24
de julho de 2014 | N° 17869
LUCIANO
ALABARSE
O PREÇO DE QUEM ARRISCA
Felipão,
como Édipo, deveria furar os olhos para enxergar melhor o que aconteceu. Aceitar,
como o célebre personagem, sua necessária condenação ao ostracismo. Abandonado
por quem lhe bajulava antes, perambulando por estradas de chão batido, chegaria
ao limiar de Colono, o bosque sagrado dos gregos, onde receberia o perdão dos
deuses olímpicos. Na recriação brasileira, Antígona, a filha amorosa do rei,
seria substituída pela cadeia de supermercados que o patrocinou nos tempos de
opulência.
Alimentação
e redenção garantidas. Esses caras do futebol exemplificam à perfeição a “hybris”
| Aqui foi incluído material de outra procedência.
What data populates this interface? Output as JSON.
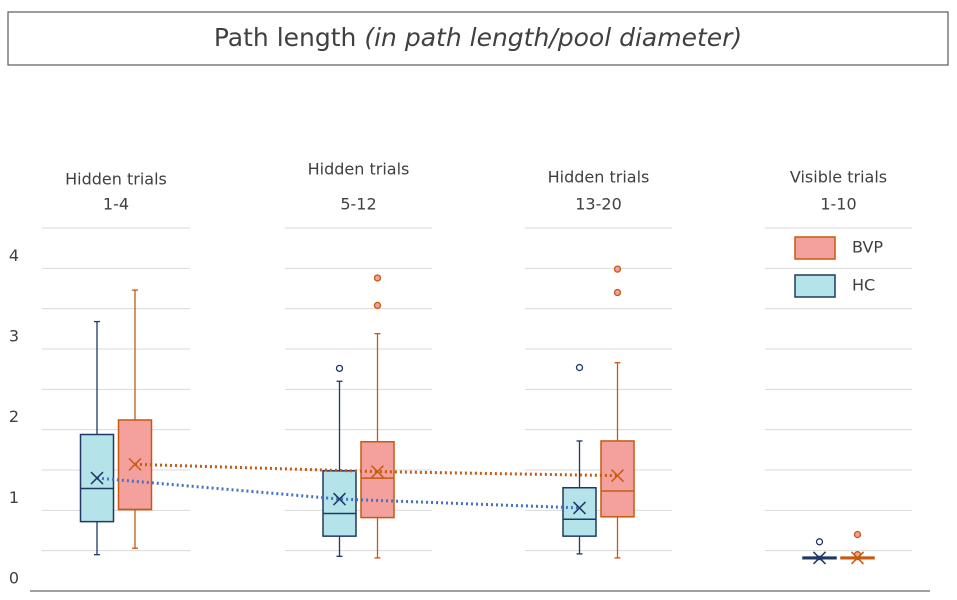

que conceitua a trajetória dos que, escolhidos, protagonizam histórias de
ascensão e queda que marcam a formação da dramaturgia ocidental.
Tragédia
por tragédia, prefiro A Vertigem dos Animais Antes do Abate. O autor Dimítris
Dimitriádis joga pesado, eu sei. Francisco Marshall me alertou para possíveis
reações controversas ao espetáculo, pois a “falocracia” e a castração do macho
branco, tema central da encenação, ainda hoje é símbolo e pilar da nossa
civilização. Do século 5 a .C.
até hoje, o teatro foi e é o território das ousadias mais belas, das
experimentações estéticas mais agudas e das mais contundentes reflexões sobre a
condição humana.
Malditos
benditos, nomes como Jean Genet, Thomas Bernhard, Nelson Rodrigues e Samuel
Beckett mantêm viva a chama evolutiva da dramaturgia, a mostrar que o teatro não
parou na teoria aristotélica de ação Koltès, Asmussen, Pommerat e o próprio
Dimitriádis estão aí e não me deixam mentir. O público de Porto Alegre tem
demonstrado maturidade para acompanhar tal evolução. Plateias inteligentes me
interessam. O distanciamento temporal colabora, pois dá a cada obra artística
lugar e reconhecimento. O novo sempre vem.
Juarez
Fonseca, um dos meus amigos mais queridos, brincando e falando sério, disse que
minha próxima montagem deveria ser Mary Poppins. Não será. Não consigo encarar
o palco como atividade diletante, mercantilista. Quero arriscar, cutucar o
gosto do público, a equação do sucesso conservador, a caretice desses tempos
banalizados pela linguagem televisiva. Nada melhor que o teatro de dramaturgia
contundente para tal propósito.
É o
que vou fazer, feliz, o resto da vida. Vão me atirar umas pedras, eu sei,
perder público – como me disse o Arthur de Faria. É o preço? Ok. Negócio
fechado.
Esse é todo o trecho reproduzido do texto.